When it was first known that the DUP and Conservatives were looking at the possibility of a deal, I said that it would take between two and three weeks to get it together: ‘partly because the DUP needed something that would outlast May; partly because they didn’t want to get blamed for any unpopular stuff further down the line; partly because they wanted something solid and easy to deliver in Northern Ireland (particularly if there was another Assembly election in October); and partly because they didn’t want to do anything which would drive Sinn Fein out of the Assembly’.
And the other problem, of course, is that they are cutting a deal with Sinn Fein at the same time: and with Sinn Fein not expecting the DUP to have emerged as kingmakers, it meant that they would be more cautious and probably more reluctant to accommodate Foster in the absence of something very substantial for them to sell to their grassroots.
Yet, sometime over the next few days, the DUP will have to sign off on both deals. The other local parties won’t agree to anything here until they know what’s happening with the May deal. They certainly don’t want to find themselves mere bit players as DUP ministers dole out huge sums of money in the departments they would control in the new Executive. It’s possible – indeed, it’s likely –that the Conservatives will also be pressing the DUP to reboot the Executive before they agree to new funding from the Treasury; and it’s also a safe bet that Sinn Fein will agree to nothing until they are satisfied that ‘government neutrality’ has not been compromised.
Actually, I’m genuinely surprised that Sinn Fein set so much store in the importance of that ‘neutrality’. British governments, from the late 1960s onwards, have done very little which could be construed as unduly favourable to unionists. The modern version of the ‘constitutional guarantee’ was framed in late 1972: Northern Ireland remains part of the United Kingdom for so long as a majority wish it; but there is no requirement or even expectation that a British government would champion or promote the pro-Union case.
Whatever else Foster cuts with May it isn’t going to include a clause that the Conservatives will stand foursquare with the DUP when it comes to taking a clear stand on the Union. May does not want Sinn Fein abandoning the Assembly and she certainly doesn’t want direct rule on top of everything else she has to deal with at the moment.
Anyway, you just have to read the reaction of unionists to so many government policies and initiatives from the late 1960s to realise that they’ve been mostly negative. At the same time, though, those governments have maintained channels of communication with the IRA (often through Sinn Fein); done almost everything required to manoeuvre republicans into negotiation; concluded a series of side deals and ‘understandings’; funded them through office costs at Westminster; and U-turned on one set-in-stone commitment after another since the mid-1990s. To be honest, some unionists would regard ‘neutrality’ as a step forward!

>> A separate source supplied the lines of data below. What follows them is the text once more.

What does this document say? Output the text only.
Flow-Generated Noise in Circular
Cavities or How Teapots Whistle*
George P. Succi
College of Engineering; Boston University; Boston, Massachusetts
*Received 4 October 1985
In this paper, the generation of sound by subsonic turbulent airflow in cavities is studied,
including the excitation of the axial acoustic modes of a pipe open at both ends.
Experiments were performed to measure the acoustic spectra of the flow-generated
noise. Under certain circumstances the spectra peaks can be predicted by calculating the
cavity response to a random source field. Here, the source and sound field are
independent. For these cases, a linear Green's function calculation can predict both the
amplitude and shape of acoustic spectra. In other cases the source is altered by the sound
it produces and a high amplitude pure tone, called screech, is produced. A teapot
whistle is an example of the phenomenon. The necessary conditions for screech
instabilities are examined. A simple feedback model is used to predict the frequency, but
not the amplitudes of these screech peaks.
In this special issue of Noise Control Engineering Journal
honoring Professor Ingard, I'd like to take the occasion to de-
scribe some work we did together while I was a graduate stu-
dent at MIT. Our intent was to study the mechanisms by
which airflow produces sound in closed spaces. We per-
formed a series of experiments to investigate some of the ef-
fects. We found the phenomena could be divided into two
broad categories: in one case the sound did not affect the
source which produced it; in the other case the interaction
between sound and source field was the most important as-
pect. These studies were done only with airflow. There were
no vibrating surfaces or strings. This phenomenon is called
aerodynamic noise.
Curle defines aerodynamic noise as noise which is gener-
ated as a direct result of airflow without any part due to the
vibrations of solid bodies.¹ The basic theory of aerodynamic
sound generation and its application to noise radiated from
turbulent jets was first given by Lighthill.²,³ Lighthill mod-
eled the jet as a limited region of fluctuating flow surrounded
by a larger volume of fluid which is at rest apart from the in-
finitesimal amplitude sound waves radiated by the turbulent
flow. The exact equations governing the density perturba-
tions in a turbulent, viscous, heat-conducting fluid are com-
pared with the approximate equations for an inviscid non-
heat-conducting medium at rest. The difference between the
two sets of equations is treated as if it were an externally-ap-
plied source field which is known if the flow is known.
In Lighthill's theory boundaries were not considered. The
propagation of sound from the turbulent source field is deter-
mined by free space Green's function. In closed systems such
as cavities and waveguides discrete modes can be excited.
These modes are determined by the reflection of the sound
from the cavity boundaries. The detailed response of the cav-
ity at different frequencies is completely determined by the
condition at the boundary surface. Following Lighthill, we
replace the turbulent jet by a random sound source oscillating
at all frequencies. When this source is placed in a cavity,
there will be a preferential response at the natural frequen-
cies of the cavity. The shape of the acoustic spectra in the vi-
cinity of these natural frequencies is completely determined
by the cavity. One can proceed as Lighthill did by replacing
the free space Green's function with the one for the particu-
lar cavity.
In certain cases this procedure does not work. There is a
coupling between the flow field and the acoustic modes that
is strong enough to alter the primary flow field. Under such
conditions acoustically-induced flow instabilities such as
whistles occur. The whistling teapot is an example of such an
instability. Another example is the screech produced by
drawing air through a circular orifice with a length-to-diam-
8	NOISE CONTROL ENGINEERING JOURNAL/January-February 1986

The other thing I don’t understand is why Sinn Fein thinks that the DUP should adopt – or be forced to adopt – an abstentionist policy when it comes to a deal with the Conservatives. Are we really expected to believe that if, following an election in the South, Sinn Fein were invited to enter a coalition government, they would turn it down? Or, that they would enter it, but not use their position to drive their own policy on Northern Ireland? They know the answer to those questions: and knowing those answers they will be fully aware of how thoroughly hypocritical they are re the DUP and Conservatives.
So, what happens if we don’t get a deal here on June 29? Very little, I suspect. James Brokenshire has talked about direct rule, but he clearly doesn’t mean it in the sense of shutting the Assembly, stopping salaries, depriving MLAs of their titles and closing constituency offices. Direct rule should mean that power returns to Westminster, to be exercised by the NIO; but that won’t apply here. No British government is going to risk the collapse of the peace/political process – particularly against the background of Brexit. They’re not going to risk the crashing of the institutions, a lengthy vacuum and a return to the drawing board at some unspecified point. Which means that if there isn’t a deal there will be continuing suspension and vague promises of a new deadline in the autumn. In other words, the façade and farce will carry on.
To be honest, I don’t think it would matter all that much if the institutions collapsed. The DUP and Sinn Fein are never going to agree on the ‘big ticket’ stuff like legacy, culture, integration etc; so one new crisis will follow another. There’s never going to be consensus on an agreed future. Unionism and republicanism are more polarised than ever. Departments will continue to be run as silos. There’s never going to be enough money, let alone a coherent strategy, to solve our economic problems. The two key parties will still differ on health, education, housing and infrastructure. Accountability is a joke. There’ll still be no real choice at elections.
But since neither the British nor Irish governments want to take sole responsibility for the problem, there’ll be no direct rule and the local parties will be pampered and ‘encouraged’ to give it ‘just one more chance’. We’ve no idea how to govern ourselves and no one else wants to govern us. Sadly, I see no escape from this nightmare.